Laika non era una cagnolina di razza, bensì una meticcia randagia di 3 anni, che vagava per le strade di Mosca. Tra 5 o 6 candidati scelsero proprio lei, perchè essendo femmina non aveva bisogno di alzare la gamba per urinare; in questo modo si risparmiava spazio all’interno della capsula. Oltre a questo motivo, a promuoverla furono anche la sua docilità e la sua intelligenza. Ovviamente, prima del lancio nello spazio, seguì un durissimo addestramento. Infatti, doveva imparare a resistere in una capsula pressurizzata di soli 80 centimetri. Nelle simulazioni trascorse molto tempo all’interno di una centrifuga, abituandosi così agli effetti della spinta e al rumore del lancio.
Quando il 3 novembre Radio Mosca aveva annunciato la partenza di Laika, la notizia non passò inosservata. La tenera immagine di lei che spunta dal contenitore spaziale aveva fatto il giro del mondo, destando molta curiosità. Qual era l’obiettivo della missione? Va detto che far arrivare un essere vivente nello spazio rappresentava per i due blocchi una scommessa assoluta. I rischi erano tantissimi, date le conoscenze piuttosto grezze che si avevano sulla sopravvivenza in assenza di gravità. Dunque a quel tempo era di fondamentale importanza sperimentare con delle cavie prima di passare agli equipaggi umani. Laika fu vittima di tale logica. Partì con addosso alcuni strumenti che le misuravano i parametri vitali, come il battito cardiaco e la pressione sanguigna.
Le informazioni ricavate dalla sua esperienza e dalla reazione del suo corpo erano di fondamentale importanza per gli scienziati sovietici. Tutti sapevano che sarebbe stato un viaggio di sola andata ed era un fatto noto a tutti fin dall’inizio. Purtroppo al tempo non c’era modo di far tornare un essere vivente sano e salvo dallo spazio. La versione ufficiale racconta che Laika sopravvisse per oltre 4 giorni. A quel punto venne avvelenata con del cibo, per evitarle una morte ancora più dolorosa quando fosse rientrata in atmosfera. Le temperature raggiunte dalla capsula sarebbero state elevatissime, e il contenitore non era provvisto di uno scudo termico.
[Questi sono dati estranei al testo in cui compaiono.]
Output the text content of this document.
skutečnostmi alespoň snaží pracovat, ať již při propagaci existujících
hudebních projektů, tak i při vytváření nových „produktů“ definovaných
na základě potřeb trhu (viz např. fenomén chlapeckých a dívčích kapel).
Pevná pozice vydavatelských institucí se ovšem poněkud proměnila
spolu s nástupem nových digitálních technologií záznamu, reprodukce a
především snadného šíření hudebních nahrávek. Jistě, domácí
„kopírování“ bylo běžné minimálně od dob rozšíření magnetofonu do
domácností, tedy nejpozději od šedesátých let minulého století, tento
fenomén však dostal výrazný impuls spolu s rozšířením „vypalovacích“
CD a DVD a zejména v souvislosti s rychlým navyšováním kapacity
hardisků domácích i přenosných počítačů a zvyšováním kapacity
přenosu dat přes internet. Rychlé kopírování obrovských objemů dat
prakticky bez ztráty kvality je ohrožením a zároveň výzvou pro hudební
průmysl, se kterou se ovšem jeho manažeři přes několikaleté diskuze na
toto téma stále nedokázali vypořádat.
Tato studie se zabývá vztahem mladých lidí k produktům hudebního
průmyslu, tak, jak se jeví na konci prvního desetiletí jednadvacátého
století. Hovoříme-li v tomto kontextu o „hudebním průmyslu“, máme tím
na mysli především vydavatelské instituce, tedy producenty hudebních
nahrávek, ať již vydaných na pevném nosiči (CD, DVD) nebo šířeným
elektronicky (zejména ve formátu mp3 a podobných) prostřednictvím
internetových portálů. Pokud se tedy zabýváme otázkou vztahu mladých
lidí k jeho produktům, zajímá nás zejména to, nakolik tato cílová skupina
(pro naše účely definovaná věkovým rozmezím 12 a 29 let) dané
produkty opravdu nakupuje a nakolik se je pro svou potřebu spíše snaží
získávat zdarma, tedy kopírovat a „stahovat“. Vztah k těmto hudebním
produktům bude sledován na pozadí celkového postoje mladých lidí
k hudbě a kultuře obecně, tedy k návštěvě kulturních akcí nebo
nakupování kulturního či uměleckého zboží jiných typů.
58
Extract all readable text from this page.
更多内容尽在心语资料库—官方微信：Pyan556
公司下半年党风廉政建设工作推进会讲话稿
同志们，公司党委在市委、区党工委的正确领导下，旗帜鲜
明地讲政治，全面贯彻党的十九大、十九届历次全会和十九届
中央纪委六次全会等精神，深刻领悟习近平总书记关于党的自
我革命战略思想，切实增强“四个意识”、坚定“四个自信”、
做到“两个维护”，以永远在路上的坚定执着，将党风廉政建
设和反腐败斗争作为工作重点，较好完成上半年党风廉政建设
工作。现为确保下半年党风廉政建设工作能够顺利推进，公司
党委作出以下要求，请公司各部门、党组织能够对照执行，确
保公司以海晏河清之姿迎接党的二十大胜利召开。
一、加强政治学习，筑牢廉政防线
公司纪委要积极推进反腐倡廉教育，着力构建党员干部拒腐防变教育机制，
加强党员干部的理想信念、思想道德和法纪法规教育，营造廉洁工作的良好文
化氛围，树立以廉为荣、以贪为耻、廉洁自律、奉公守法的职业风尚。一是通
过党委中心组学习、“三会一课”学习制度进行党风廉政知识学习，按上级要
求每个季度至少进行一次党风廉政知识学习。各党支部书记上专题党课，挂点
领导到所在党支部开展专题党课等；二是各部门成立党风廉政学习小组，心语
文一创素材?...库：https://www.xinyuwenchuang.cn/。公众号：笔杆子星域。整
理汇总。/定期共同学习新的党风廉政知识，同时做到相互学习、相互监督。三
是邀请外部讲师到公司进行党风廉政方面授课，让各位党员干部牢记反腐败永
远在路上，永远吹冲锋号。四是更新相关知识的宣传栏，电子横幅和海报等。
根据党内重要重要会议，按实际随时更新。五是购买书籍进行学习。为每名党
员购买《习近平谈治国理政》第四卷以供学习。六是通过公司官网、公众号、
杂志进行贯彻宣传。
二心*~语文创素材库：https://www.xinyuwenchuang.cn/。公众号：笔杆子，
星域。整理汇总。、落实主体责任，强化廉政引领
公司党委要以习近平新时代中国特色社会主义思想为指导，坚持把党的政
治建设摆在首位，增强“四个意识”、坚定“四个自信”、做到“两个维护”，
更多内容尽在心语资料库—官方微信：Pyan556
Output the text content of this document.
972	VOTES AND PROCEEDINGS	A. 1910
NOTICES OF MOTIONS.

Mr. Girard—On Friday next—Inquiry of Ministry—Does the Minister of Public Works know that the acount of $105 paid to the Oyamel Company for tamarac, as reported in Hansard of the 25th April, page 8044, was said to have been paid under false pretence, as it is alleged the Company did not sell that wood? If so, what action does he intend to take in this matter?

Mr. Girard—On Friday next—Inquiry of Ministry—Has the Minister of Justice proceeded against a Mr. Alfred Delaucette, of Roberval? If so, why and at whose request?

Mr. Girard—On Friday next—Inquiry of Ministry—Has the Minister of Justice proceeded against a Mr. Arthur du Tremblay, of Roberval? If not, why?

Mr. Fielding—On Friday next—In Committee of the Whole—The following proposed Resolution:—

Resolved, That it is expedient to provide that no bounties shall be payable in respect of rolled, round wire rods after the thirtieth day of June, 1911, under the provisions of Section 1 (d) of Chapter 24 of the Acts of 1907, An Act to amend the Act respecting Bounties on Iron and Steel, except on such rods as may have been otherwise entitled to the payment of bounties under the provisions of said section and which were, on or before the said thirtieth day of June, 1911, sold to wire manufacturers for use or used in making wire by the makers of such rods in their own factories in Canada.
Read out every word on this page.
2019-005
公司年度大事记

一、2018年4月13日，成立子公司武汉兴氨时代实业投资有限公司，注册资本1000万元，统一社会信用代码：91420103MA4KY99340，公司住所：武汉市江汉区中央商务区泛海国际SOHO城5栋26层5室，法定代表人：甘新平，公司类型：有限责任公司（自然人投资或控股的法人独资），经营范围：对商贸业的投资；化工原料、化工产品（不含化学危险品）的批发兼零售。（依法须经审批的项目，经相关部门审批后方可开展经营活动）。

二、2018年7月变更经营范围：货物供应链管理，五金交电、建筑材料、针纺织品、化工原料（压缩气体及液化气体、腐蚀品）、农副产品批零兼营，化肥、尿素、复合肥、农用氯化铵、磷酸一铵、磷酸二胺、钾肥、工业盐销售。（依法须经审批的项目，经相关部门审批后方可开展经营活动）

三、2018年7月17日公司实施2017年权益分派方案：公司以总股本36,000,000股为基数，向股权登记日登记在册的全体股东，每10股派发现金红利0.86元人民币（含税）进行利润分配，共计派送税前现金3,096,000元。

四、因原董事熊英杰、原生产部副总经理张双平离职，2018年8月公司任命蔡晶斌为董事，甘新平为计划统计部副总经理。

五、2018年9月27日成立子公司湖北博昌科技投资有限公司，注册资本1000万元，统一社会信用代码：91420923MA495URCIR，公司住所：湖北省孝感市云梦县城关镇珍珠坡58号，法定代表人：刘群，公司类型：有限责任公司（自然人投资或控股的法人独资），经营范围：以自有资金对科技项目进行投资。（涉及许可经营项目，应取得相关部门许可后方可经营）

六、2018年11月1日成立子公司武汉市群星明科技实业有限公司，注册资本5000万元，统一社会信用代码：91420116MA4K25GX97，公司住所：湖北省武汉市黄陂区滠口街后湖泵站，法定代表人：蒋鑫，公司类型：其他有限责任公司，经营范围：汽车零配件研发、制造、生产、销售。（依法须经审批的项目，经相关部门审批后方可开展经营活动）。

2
Secondo le versione più probabile invece, trapelata da una comunicazione ufficiosa, la cagnolina sarebbe morta disidratata nel giro di poche ore. Sembra che durante la nona orbita intorno alla Terra, la capsula avesse raggiunto oltre 40 gradi centigradi per via dell’insufficiente isolamento. Il recupero del corpo di Laika avvenne il 16 aprile del 1958, all’interno di quello stesso satellite precipitato sulle Antille. Nel complesso possiamo dire che l’influenza di quella impresa sulla culture popolare fu ampissima. Laika divenne simbolo del comunismo e della supremazia scientifica sovietica. L’istituto aerospaziale di Mosca aggiunse il suo nome all’elenco dei cosmonauti morti in missione.